What’s interesting is that all this started with SEC’s introduction of Reg NMS. Reg NMS is a regulation that requires brokers to route their clients’ orders to the exchange that is providing the NBBO (national best bid offer). The intention was that clients must get the best price available at a given time. However, unintentionally, Reg NMS makes it easier for high frequency traders to pry on investors. Consider an investor who wants to buy 1 million shares of Apple. At that time, the best price is offered by NASDAQ but only 50,000 shares are available whereas NYSE has 2 million shares available but at a worse price. Because of Reg NMS, the broker must send his client’s order to NASDAQ first and then route it to NYSE. In an ideal world, that works really well because the investor is getting as good a price as he can get. However, in the real world, you have high frequency traders who notice that someone is buying Apple’s shares on NASDAQ. They use their low latency networks to reach NYSE before the broker, buy rest of the shares of Apple and sell them to the broker for a higher price! All of this happens in milli-or-nanoseconds and the investor has no idea that he was tricked into paying higher price.

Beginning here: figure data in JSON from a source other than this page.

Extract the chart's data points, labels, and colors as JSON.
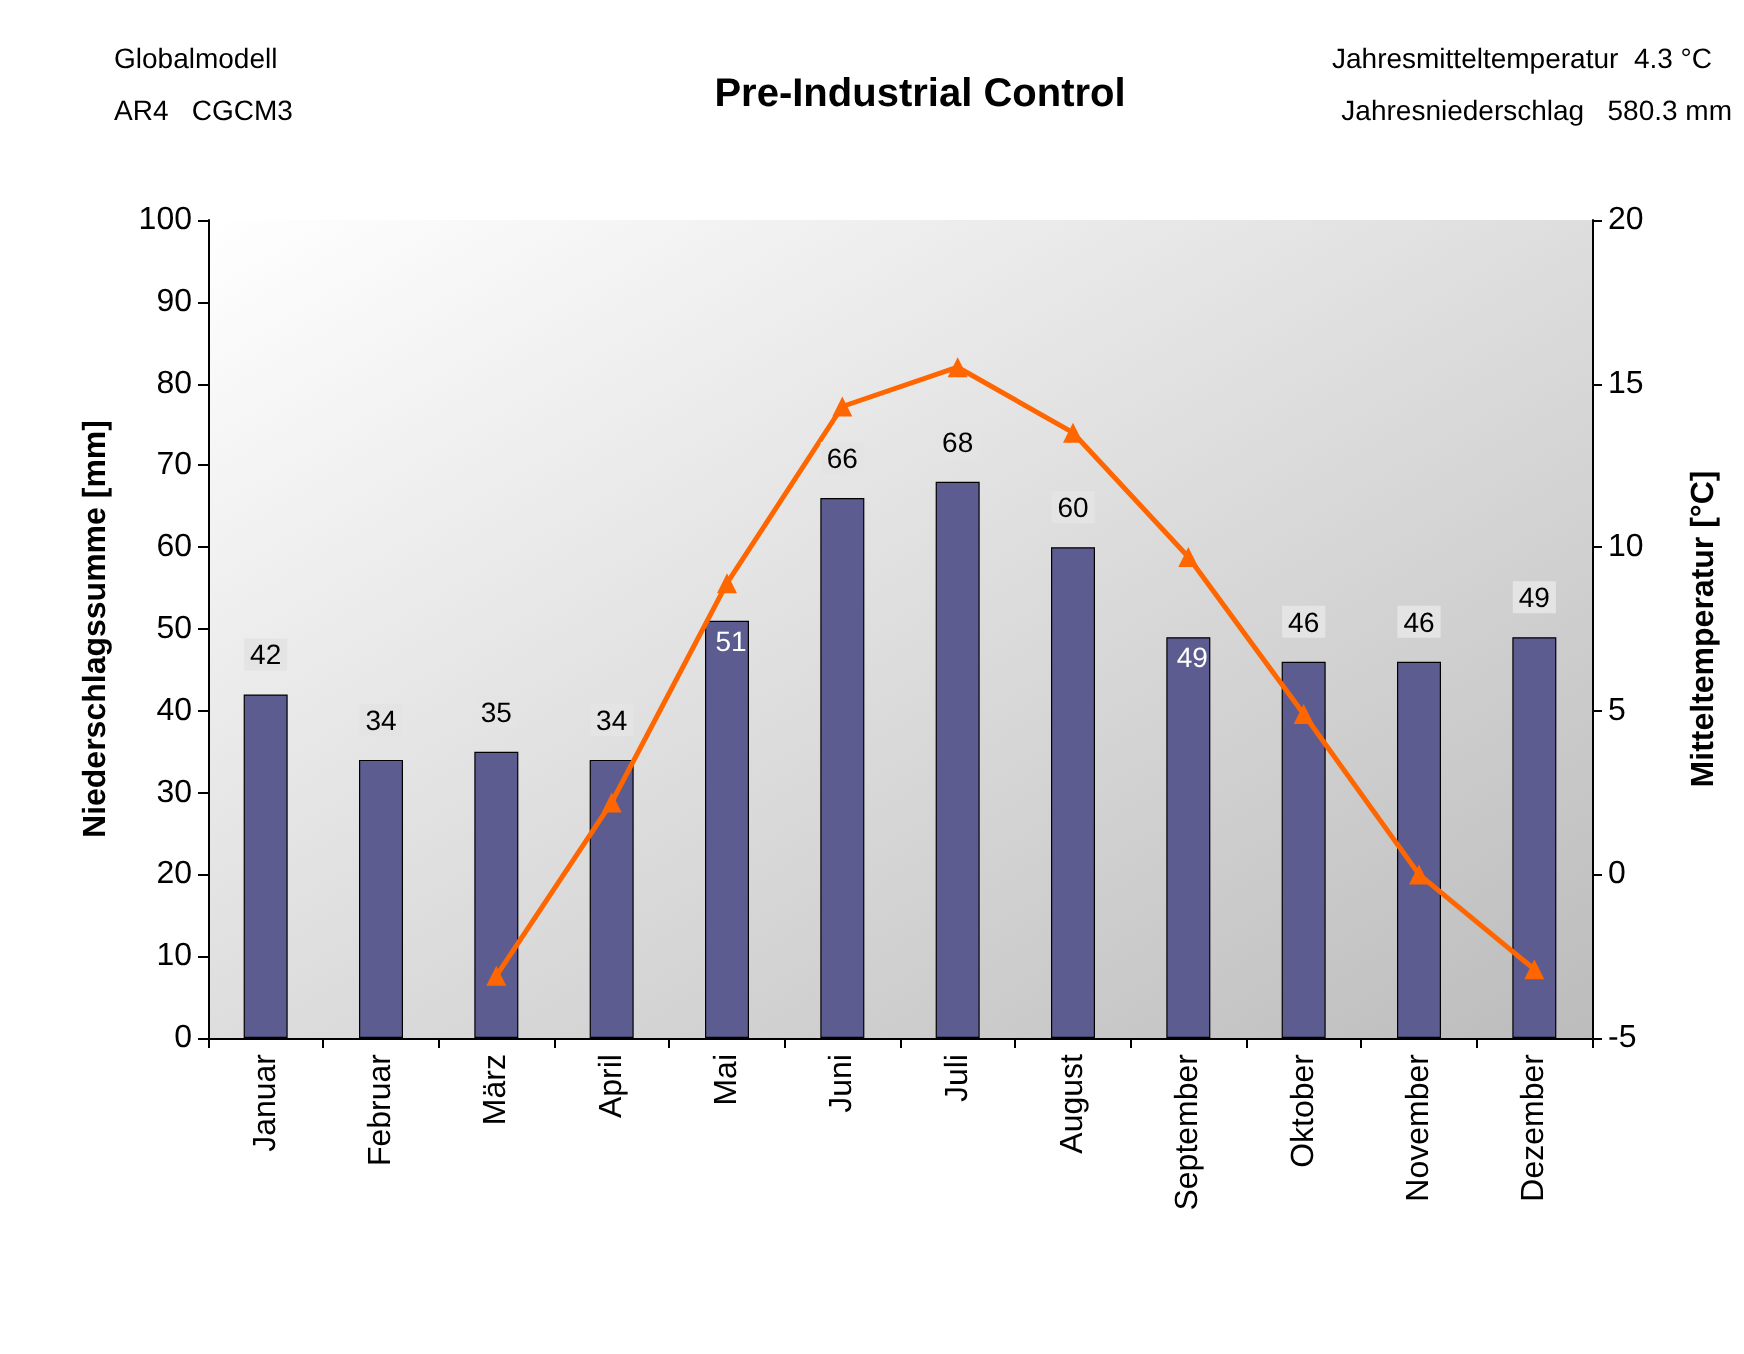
{
  "chart_data": {
    "type": "bar",
    "title": "Pre-Industrial Control",
    "categories": [
      "Januar",
      "Februar",
      "März",
      "April",
      "Mai",
      "Juni",
      "Juli",
      "August",
      "September",
      "Oktober",
      "November",
      "Dezember"
    ],
    "series": [
      {
        "color": "#5c5c90",
        "values": [
          42,
          34,
          35,
          34,
          51,
          66,
          68,
          60,
          49,
          46,
          46,
          49
        ],
        "value_labels": [
          "42",
          "34",
          "35",
          "34",
          "51",
          "66",
          "68",
          "60",
          "49",
          "46",
          "46",
          "49"
        ]
      },
      {
        "type": "line",
        "axis": "y2",
        "color": "#ff6600",
        "values": [
          null,
          null,
          -3.1,
          2.2,
          8.9,
          14.3,
          15.5,
          13.5,
          9.7,
          4.9,
          0.0,
          -2.9
        ]
      }
    ],
    "ylabel": "Niederschlagssumme [mm]",
    "y2label": "Mitteltemperatur [°C]",
    "ylim": [
      0,
      100
    ],
    "yticks": [
      0,
      10,
      20,
      30,
      40,
      50,
      60,
      70,
      80,
      90,
      100
    ],
    "y2lim": [
      -5,
      20
    ],
    "y2ticks": [
      -5,
      0,
      5,
      10,
      15,
      20
    ],
    "marker": "triangle",
    "line_style": "solid",
    "grid": false,
    "annotations": [
      "Globalmodell",
      "AR4   CGCM3",
      "Jahresmitteltemperatur  4.3 °C",
      "Jahresniederschlag   580.3 mm"
    ]
  }
}
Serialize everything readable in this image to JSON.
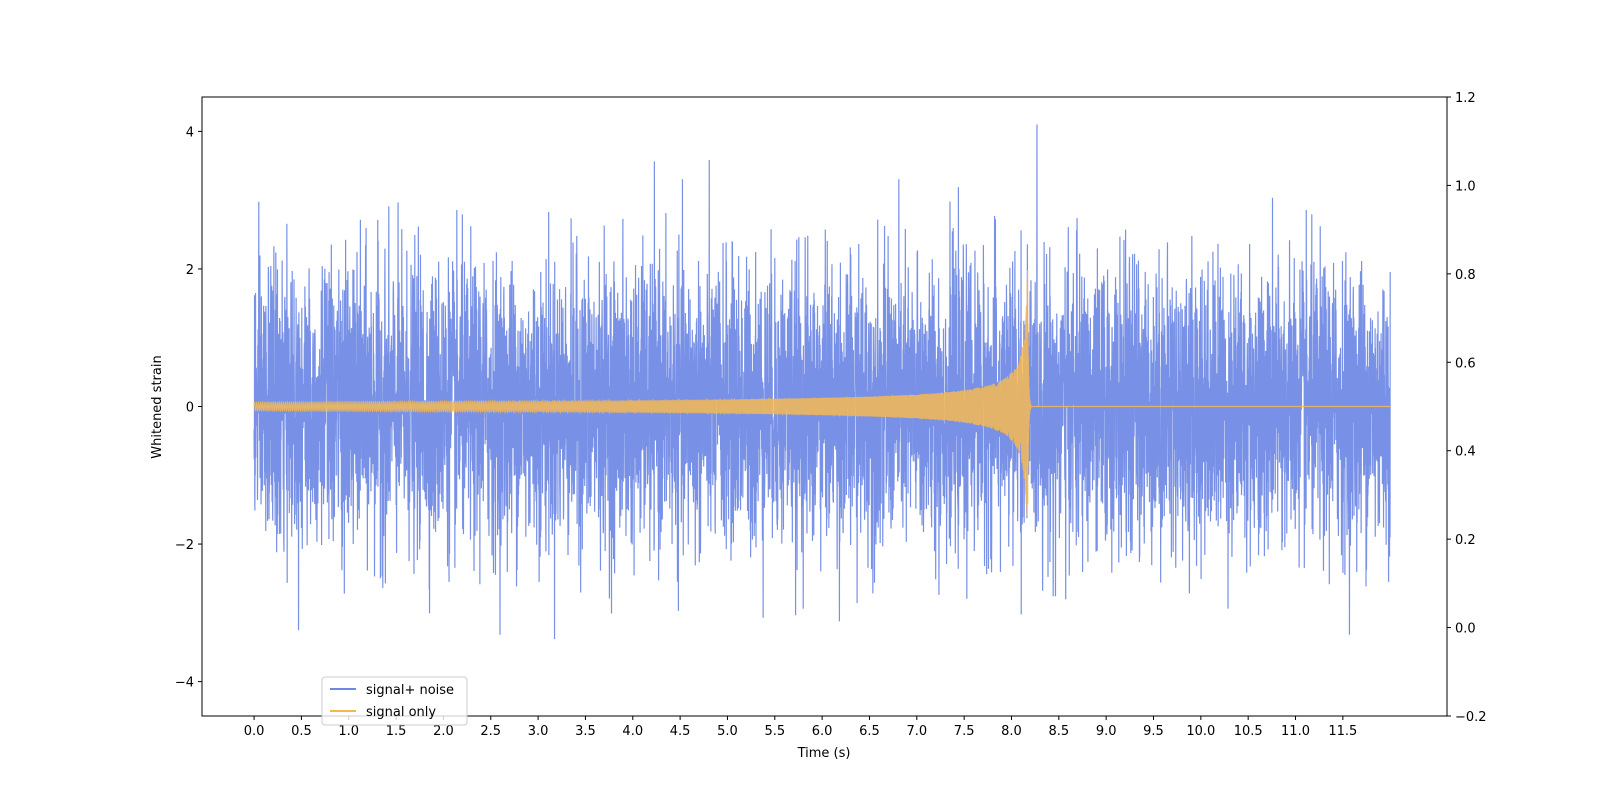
{
  "chart_data": {
    "type": "line",
    "title": "",
    "xlabel": "Time (s)",
    "ylabel": "Whitened strain",
    "xlim": [
      -0.55,
      12.6
    ],
    "ylim": [
      -4.5,
      4.5
    ],
    "y2lim": [
      -0.2,
      1.2
    ],
    "x_ticks": [
      "0.0",
      "0.5",
      "1.0",
      "1.5",
      "2.0",
      "2.5",
      "3.0",
      "3.5",
      "4.0",
      "4.5",
      "5.0",
      "5.5",
      "6.0",
      "6.5",
      "7.0",
      "7.5",
      "8.0",
      "8.5",
      "9.0",
      "9.5",
      "10.0",
      "10.5",
      "11.0",
      "11.5"
    ],
    "y_ticks": [
      "−4",
      "−2",
      "0",
      "2",
      "4"
    ],
    "y2_ticks": [
      "−0.2",
      "0.0",
      "0.2",
      "0.4",
      "0.6",
      "0.8",
      "1.0",
      "1.2"
    ],
    "series": [
      {
        "name": "signal+ noise",
        "color": "#6c88e4",
        "kind": "gaussian-noise",
        "x_range": [
          0.0,
          12.0
        ],
        "std": 1.0,
        "max": 4.1,
        "min": -4.1
      },
      {
        "name": "signal only",
        "color": "#f5b851",
        "kind": "chirp",
        "x_range": [
          0.0,
          12.0
        ],
        "merger_time": 8.17,
        "peak_amplitude": 2.2
      }
    ],
    "legend_position": "lower-left",
    "grid": false
  }
}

What’s more interesting is the role of exchanges in encouraging high frequency traders. You would think exchanges would be neutral but that’s not the case. Exchanges want to make money and the more trading that goes on their venue, the more money they make. Who executes more trades than anyone else? High frequency traders. In 2015, BATS had to pay $14 million fine for not disclosing specific order types to all of its clients. Two of the exchanges it acquired, EDGA and EDGX, had an order type called ‘hide not slide’ designed specifically for high frequency traders which allowed “the orders of some high-frequency traders to jump ahead of other orders.”
To make the US stock market fair for investors, a former Global Head of Electronic Sales and Trading at RBC, Brad Katsuyama, decided to open his own exchange called IEX which would introduce a forced delay to all orders to level the playing field. This takes away any speed advantage that high frequency traders might have. Flash Boys is the story of Brad and his fight against high frequency traders!
The book also covers the high profile case of ex Goldman Sachs developer, Sergey Aleynikov, who was charged by Goldman for stealing their code and sentenced to jail. Here is an interesting quote from the book:
“Thus the only Goldman Sachs employee arrested by the FBI in the aftermath of a financial crisis Goldman had done so much to fuel was the employee Goldman asked the FBI to arrest.”
Finally, the book briefly touches the mysterious dark pools run by investment banks. Dark pools are private exchanges which don’t have to reveal information about their trades. That means that the investment banks running these dark pools can pretty much do anything they want with them…including revealing their investors’ trade information to high frequency traders. Scott Patterson’s Dark Pools is a great book on the topic.
Overall, Flash Boys is a both entertaining and educational book. The inner workings of the high frequency trading world are unknown to many. One thing I found a little annoying was the amount of repetition in the book. I have noticed that Michael Lewis really likes to repeat his messages through out the book. Besides that, this is a great book. I would definitely recommend reading this book! You can find the book on amazon.